4
Школа, в которой я учился, была престижной (спецшколой, как их в ту
пору называли). В ней изучали французский язык, французскую литературу,
"французскую математику", "французские" физику и геометрию, оставив
родному языку лишь общественные науки. Я предпочел общественные
дисциплины и, как следствие, часто выигрывал многочисленные олимпиады и
конкурсы. Как-то за победу в очередной олимпиаде я был награжден билетом
на заключительный концерт мастеров искусств в местном Доме пионеров.
Гремели ансамбли балалаечников. Торжественно звучала медь духовых
оркестров, и звонкое детское сопрано благодарило родную Партию "за
счастливое детство". Было скучно… От балалаечного треска разболелась
голова, и я стал подумывать о бегстве…
– Шопен. Ноктюрн, – объявил конферансье. – Исполняет Эстер, – он на
мгновение запнулся, – Шма, – конферансье заглянул в листок, – Мац… Шмуц…

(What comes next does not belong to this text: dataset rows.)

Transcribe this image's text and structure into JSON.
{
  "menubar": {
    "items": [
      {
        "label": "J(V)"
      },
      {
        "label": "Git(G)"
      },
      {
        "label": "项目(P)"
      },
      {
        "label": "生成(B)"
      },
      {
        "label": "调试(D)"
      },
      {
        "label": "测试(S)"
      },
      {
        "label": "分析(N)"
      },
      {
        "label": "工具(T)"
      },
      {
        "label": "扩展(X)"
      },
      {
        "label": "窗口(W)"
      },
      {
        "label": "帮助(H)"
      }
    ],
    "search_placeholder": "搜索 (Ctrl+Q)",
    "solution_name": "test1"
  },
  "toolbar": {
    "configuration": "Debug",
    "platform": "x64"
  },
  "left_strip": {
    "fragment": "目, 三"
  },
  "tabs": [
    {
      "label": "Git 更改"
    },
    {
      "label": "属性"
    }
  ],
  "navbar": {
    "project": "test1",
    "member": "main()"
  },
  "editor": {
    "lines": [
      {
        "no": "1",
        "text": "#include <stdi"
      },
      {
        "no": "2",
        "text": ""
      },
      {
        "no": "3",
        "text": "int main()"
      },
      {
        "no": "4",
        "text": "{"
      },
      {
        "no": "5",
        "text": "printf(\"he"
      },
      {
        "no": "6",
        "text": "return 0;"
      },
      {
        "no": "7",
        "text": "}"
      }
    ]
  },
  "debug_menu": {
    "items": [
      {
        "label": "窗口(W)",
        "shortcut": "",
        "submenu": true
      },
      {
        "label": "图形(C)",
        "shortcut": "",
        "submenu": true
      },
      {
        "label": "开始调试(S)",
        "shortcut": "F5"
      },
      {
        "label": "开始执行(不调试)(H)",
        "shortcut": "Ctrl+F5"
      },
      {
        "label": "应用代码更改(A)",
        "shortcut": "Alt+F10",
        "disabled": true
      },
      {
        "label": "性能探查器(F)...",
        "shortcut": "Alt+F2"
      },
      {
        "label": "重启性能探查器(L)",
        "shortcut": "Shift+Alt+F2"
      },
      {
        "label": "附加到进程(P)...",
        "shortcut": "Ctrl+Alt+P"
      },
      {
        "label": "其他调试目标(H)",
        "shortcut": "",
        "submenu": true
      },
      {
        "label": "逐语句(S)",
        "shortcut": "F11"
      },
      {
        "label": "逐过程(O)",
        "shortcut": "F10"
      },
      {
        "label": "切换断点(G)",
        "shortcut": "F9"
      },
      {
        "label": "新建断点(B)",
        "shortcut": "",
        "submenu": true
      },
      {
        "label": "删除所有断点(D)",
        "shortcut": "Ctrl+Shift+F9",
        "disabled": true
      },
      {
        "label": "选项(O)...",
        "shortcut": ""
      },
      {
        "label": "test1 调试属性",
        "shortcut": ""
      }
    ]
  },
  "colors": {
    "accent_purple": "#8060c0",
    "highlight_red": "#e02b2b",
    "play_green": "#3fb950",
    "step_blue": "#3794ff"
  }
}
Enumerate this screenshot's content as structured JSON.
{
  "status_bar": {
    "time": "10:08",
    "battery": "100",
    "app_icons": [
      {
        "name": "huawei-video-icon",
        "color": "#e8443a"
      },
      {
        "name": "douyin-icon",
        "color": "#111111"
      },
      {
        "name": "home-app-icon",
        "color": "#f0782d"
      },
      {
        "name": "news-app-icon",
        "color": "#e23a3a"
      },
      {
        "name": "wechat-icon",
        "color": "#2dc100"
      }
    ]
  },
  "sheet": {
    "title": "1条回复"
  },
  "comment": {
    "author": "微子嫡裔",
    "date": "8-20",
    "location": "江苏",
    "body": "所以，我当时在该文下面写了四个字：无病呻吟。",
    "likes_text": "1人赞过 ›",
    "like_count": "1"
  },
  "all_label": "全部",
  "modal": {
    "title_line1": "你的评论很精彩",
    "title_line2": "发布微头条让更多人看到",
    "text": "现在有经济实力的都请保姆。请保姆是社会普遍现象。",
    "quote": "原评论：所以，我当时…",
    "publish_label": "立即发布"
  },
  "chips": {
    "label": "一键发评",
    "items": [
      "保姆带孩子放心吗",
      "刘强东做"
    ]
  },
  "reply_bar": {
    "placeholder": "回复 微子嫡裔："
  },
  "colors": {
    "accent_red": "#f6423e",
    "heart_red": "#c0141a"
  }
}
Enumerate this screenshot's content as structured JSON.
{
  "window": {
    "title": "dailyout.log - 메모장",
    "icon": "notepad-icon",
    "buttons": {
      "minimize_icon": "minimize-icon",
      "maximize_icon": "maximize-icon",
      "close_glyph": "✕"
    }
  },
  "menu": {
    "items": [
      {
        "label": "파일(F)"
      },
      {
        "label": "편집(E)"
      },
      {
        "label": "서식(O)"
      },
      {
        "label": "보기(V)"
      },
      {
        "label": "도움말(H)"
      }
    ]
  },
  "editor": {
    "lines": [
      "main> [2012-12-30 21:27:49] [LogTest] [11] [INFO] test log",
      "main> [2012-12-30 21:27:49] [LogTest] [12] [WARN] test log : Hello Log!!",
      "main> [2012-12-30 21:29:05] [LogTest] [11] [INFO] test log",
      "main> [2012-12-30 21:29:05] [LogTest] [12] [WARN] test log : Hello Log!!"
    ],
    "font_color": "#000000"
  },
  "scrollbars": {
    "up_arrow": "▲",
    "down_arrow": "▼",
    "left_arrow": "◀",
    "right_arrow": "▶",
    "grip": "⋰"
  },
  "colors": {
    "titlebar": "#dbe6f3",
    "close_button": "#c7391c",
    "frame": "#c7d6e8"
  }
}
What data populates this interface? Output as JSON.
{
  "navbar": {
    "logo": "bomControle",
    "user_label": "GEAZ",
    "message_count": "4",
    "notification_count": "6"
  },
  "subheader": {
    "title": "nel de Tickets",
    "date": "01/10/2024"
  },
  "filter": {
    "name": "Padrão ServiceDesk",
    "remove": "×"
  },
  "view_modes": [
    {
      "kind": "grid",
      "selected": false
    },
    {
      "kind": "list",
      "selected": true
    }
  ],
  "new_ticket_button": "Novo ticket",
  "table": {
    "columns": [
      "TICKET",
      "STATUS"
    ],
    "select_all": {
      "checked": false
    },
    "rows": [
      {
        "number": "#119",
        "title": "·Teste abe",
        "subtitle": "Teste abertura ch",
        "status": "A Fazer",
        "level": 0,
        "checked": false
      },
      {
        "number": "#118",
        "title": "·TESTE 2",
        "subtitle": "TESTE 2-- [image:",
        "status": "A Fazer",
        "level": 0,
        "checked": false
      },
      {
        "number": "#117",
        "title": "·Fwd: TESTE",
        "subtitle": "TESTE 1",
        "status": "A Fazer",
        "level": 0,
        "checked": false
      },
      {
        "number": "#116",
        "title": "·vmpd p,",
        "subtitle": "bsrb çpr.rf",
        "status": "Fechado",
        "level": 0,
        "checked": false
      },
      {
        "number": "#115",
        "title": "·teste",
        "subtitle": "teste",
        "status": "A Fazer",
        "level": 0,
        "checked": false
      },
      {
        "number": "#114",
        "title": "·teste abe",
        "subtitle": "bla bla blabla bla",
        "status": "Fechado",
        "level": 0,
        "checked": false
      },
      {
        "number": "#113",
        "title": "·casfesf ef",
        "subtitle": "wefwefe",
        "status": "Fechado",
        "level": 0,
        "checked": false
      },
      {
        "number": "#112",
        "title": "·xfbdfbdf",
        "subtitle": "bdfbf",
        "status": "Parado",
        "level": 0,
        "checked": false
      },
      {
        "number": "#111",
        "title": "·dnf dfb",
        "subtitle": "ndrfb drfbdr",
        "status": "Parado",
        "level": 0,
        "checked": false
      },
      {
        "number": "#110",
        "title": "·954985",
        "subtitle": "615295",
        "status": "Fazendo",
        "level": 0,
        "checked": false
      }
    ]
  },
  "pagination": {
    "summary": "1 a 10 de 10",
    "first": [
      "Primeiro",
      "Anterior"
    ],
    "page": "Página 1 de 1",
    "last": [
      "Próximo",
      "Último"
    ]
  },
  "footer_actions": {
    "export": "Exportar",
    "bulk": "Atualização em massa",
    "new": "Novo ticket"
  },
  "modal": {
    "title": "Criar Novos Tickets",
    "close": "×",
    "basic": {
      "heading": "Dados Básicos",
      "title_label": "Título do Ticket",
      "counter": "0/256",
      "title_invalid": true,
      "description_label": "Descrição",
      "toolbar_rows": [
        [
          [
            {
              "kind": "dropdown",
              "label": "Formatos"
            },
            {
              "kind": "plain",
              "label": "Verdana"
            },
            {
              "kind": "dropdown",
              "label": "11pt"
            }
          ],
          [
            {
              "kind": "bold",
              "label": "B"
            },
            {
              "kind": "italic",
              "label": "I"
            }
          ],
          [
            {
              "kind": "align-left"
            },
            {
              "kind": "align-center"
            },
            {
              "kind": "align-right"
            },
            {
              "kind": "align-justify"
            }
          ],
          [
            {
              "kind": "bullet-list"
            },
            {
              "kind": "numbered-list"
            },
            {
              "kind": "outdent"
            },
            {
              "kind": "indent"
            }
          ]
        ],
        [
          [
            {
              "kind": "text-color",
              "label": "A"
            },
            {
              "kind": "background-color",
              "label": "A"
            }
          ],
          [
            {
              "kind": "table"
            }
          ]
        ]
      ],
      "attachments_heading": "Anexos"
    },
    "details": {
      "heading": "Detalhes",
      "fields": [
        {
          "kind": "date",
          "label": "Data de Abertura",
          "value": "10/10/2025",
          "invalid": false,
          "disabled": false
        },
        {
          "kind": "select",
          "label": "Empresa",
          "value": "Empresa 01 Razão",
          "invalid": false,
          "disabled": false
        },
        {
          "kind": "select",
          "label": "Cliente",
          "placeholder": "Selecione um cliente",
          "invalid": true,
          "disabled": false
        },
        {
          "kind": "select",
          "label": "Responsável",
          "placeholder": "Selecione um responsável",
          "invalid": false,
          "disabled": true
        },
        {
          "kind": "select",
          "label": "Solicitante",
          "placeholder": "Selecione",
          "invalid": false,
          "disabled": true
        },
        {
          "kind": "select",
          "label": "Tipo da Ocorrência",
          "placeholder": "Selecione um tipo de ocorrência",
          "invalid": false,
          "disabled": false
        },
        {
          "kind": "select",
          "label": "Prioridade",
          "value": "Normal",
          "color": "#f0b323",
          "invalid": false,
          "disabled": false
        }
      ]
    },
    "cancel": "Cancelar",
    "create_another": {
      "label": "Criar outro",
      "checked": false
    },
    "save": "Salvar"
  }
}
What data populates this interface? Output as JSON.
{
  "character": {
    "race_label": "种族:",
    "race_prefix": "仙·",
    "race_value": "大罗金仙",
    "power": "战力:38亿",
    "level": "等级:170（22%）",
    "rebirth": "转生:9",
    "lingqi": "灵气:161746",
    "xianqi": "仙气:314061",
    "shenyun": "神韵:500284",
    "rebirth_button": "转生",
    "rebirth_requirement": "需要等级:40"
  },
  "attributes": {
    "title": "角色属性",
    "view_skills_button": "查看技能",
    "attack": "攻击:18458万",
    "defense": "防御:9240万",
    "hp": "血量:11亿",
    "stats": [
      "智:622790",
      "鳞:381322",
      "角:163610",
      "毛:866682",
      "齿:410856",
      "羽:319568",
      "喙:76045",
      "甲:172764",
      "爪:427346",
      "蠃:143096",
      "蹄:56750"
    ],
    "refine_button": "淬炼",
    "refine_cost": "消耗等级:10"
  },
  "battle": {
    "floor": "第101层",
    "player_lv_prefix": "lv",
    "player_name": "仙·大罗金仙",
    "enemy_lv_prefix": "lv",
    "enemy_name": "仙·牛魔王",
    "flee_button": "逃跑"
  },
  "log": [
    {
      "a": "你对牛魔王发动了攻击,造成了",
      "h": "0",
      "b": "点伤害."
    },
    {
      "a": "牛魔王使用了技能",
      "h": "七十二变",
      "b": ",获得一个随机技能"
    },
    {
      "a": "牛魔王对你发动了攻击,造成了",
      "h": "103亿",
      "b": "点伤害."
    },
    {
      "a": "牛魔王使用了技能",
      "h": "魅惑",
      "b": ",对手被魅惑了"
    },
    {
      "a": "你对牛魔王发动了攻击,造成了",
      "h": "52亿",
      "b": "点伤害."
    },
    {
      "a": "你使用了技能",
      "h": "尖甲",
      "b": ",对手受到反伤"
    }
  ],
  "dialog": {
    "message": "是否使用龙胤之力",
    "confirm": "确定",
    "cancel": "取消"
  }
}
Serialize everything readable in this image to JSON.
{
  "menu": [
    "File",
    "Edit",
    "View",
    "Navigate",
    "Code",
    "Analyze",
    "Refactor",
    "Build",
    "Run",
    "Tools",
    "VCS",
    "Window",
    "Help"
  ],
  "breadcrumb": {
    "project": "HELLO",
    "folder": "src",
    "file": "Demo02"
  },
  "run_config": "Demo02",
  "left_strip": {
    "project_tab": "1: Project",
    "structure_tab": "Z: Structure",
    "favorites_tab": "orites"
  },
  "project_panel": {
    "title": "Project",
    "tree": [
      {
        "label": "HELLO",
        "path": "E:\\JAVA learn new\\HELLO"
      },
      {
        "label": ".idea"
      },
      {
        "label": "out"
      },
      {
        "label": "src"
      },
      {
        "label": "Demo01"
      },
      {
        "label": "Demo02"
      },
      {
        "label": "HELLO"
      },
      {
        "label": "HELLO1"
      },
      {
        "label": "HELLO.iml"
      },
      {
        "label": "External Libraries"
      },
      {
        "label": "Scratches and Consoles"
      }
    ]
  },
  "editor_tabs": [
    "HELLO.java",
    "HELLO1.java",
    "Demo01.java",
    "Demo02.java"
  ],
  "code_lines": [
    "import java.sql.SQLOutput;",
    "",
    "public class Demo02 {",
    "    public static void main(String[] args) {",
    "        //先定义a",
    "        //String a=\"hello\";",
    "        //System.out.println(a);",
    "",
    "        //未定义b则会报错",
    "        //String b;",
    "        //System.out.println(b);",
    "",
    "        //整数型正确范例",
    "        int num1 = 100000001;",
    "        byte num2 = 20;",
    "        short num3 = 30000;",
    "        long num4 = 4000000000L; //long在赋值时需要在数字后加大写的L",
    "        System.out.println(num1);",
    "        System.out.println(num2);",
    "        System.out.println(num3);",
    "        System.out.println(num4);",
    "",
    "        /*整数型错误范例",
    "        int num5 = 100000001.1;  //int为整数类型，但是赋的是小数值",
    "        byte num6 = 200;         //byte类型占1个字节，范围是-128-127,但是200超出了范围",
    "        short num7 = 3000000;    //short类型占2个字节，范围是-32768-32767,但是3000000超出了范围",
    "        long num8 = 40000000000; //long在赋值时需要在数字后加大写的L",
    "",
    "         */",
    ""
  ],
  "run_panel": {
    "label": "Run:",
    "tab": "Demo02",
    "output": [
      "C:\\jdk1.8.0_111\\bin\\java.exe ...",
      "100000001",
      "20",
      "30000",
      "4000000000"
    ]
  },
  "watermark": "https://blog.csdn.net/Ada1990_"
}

Шмуцхер… В общем, Шопен, – и, обречено махнув рукой, ведущий
стремительно скрылся за кулисами. За ним, гремя домрами и пюпитрами, со
сцены исчез квартет домристов. Освободившееся место занял огромный
черный рояль. К нему подошла девочка. Была она так себе: серенькая юбчонка,
потупленный взгляд, стекляшки кругленьких очков: ни дать, ни взять – "гадкий
утенок". Ну а какой еще может быть девочка с плохо выговариваемой
фамилией? Но вот она поправляет свою юбчонку, садится к роялю и… "гадкий
утенок" превращается в таинственную незнакомку, играющую на струнах
вашей души. Сказать, что я обомлел, что жизнь мою перевернула эта
невзрачная девчушка, нет, этого не было, но какие-то смутные желания
научиться так же ловко возмущать черно-белую фортепьянную гладь эта
угловатая пианистка во мне пробудила.
Поделившись своими ощущениями, вызванными игрой "дурнушки", с
родственниками, я, кажется, изъявил желание выучиться игре на фортепьяно.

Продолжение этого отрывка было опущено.